The three key factors that are encouraging apparel companies to address transparency, according to the report are:

  1. Corporate reputation: Over half (52%) of suppliers and 59% of retailers/brands considered enhancing their corporate reputation as the main reason to boost their supply chain transparency.
  2. Business opportunities: Now more than ever, suppliers are motivated to improve supply chain transparency as part of their business goals, as this may allow them to tap into business opportunities with brands and retailers that are positioning themselves as sustainable or complying with stricter regulations.
  3. Profitability: Companies are looking to improve operational excellence to lower costs and preserve margins. Research indicates businesses with higher sustainability scores have a lower cost of capital. A sustainable apparel business can expect to have an average increase in net profit of 1-1.5% for brands and 1.5-2.5% for suppliers.

The respondents of the survey, which took place ahead of COP26, represented a mixture of brands, retailers, suppliers, manufacturers and sourcing agents of varying sizes. The study also included in-depth interviews with executives at apparel brands, manufacturers, associations and solution providers. It was conducted by audit, tax and advisory service company KPMG China and business network platform Serai.

Anson Bailey, head of consumer and retail, ASPAC at KPMG China said: “Walking the talk on sustainability issues is something that apparel companies can no longer afford to ignore. Consumers nowadays have so much more information on the sustainability credentials of products, as well as the companies behind them and their impact on the wider community.”

He added: “The COP26 climate summit has highlighted the need for the industry to change. Greater transparency means that brands will be held accountable, however it also opens up opportunities to better manage inventories, introduce more agility and achieve greater collaboration across the entire supply chain.”

The report explained that supply chain transparency is a cornerstone of the apparel industry’s efforts to become more sustainable, however five considerations should be taken into account:

1. Internal alignment  

Aligning a company’s internal vision, definition and direction on transparency within the corporate strategy is the first step to achieving genuine transparency. Gaining acceptance and cross-functional alignment of the company’s strategic
transparency goals, including a general approach and timeframe, is critical.

2. Implementation framework 

Once a company’s overall vision for transparency has been defined, a strategic framework to implement transparency needs to be designed.

3. Build a fact-based supply chain 

Companies should start by gathering information that will illustrate the origins and network flows of all materials, highlight their supply chain trading partners and how they work together.

4. Data collection and consolidation 

The gap between strategic intent and achieving tangible transparency outcomes is driven to a large extent by a lack of access to quality and consistent data.
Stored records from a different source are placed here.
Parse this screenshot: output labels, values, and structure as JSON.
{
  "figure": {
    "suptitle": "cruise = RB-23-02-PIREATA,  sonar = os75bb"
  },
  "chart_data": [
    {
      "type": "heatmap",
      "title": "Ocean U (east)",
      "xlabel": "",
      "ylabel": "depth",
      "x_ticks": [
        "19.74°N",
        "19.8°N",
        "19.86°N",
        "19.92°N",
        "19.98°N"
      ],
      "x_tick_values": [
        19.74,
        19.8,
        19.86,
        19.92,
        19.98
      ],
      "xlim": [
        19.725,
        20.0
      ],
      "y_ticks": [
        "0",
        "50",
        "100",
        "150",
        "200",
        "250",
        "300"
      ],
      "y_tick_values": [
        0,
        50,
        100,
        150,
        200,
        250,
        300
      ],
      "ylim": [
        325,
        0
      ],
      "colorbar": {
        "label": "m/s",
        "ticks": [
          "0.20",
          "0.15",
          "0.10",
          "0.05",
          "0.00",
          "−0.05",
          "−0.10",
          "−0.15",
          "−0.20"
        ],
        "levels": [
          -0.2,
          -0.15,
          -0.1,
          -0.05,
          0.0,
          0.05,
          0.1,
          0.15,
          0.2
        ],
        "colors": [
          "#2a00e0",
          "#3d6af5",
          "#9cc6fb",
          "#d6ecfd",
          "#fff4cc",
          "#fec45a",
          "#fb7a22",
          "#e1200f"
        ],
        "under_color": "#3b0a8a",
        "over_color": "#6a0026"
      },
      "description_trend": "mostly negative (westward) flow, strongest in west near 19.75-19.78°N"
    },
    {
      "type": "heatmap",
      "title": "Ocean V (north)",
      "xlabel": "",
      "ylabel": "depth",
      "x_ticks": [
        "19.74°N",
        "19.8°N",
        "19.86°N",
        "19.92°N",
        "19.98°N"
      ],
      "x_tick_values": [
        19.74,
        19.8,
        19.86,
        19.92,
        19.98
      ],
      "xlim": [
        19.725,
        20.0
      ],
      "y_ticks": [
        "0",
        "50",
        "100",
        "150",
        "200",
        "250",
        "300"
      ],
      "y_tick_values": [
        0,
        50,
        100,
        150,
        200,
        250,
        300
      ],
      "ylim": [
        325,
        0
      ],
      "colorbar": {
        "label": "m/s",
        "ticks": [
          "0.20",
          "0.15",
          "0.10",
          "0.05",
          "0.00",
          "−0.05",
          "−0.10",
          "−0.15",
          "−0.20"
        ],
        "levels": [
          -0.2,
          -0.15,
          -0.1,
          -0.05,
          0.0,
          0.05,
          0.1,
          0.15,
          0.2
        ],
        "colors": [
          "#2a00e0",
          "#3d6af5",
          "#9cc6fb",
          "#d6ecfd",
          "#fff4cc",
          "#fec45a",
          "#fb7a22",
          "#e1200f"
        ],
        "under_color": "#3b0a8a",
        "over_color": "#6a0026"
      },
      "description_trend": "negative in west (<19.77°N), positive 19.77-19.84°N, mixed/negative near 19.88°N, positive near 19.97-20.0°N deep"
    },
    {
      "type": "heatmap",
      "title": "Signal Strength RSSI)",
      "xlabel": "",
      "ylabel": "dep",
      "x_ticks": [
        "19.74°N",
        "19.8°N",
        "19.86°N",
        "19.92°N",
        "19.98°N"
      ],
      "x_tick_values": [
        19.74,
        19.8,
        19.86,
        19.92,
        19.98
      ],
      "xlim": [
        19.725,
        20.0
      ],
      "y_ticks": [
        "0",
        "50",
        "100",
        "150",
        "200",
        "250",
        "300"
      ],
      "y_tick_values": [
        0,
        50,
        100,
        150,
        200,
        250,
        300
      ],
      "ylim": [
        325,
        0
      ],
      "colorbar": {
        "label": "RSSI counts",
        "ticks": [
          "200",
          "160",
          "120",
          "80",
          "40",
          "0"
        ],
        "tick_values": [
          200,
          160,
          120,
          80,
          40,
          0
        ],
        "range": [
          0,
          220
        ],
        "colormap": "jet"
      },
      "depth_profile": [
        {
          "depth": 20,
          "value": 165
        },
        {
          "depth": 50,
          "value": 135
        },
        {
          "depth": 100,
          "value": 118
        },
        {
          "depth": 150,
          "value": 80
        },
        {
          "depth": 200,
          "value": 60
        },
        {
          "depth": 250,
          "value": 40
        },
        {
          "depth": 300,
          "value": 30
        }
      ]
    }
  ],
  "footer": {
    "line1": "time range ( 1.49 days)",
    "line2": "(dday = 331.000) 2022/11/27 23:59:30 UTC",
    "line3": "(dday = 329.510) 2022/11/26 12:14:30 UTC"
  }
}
5. Data analysis and risk management 

Once data is consolidated, companies should have the information they need to generate actionable insights.

Challenges for achieving full transparency across supply chains

The capacity of the apparel industry to ensure supply chain transparency remains low, according to the report. The biggest barrier holding back the industry from achieving transparency is high initial investment. Difficulties in obtaining and managing data from other companies in the supply chain is another major obstacle.

Two-thirds of industry respondents (65%) were willing to disclose their supply chain traceability policy and this proportion was much higher for suppliers in North America (80%) and Europe (81%). Suppliers in these regions are at a cost disadvantage to suppliers in Asia Pacific and may use their sustainability credentials to differentiate themselves from lower cost competition.

In contrast, only 14% of companies surveyed have fully automated transparency systems in place for visibility and 13% for traceability. Meanwhile, over half of all the respondents have manual processes in place for those two components – and the figure is higher for smaller and medium-sized businesses. With the increased demand for information from both consumers and regulators, there is an urgency for the industry to upgrade infrastructure. The adoption of digital technologies will be key to capturing material flows across the supply chain and for the entire network to gain visibility.

The report explained that investment in transparency tools will be crucial for apparel companies if they do not want to risk losing a competitive advantage. It suggests that to move forward, the industry will need to overcome challenges associated with the consistency and quality of data.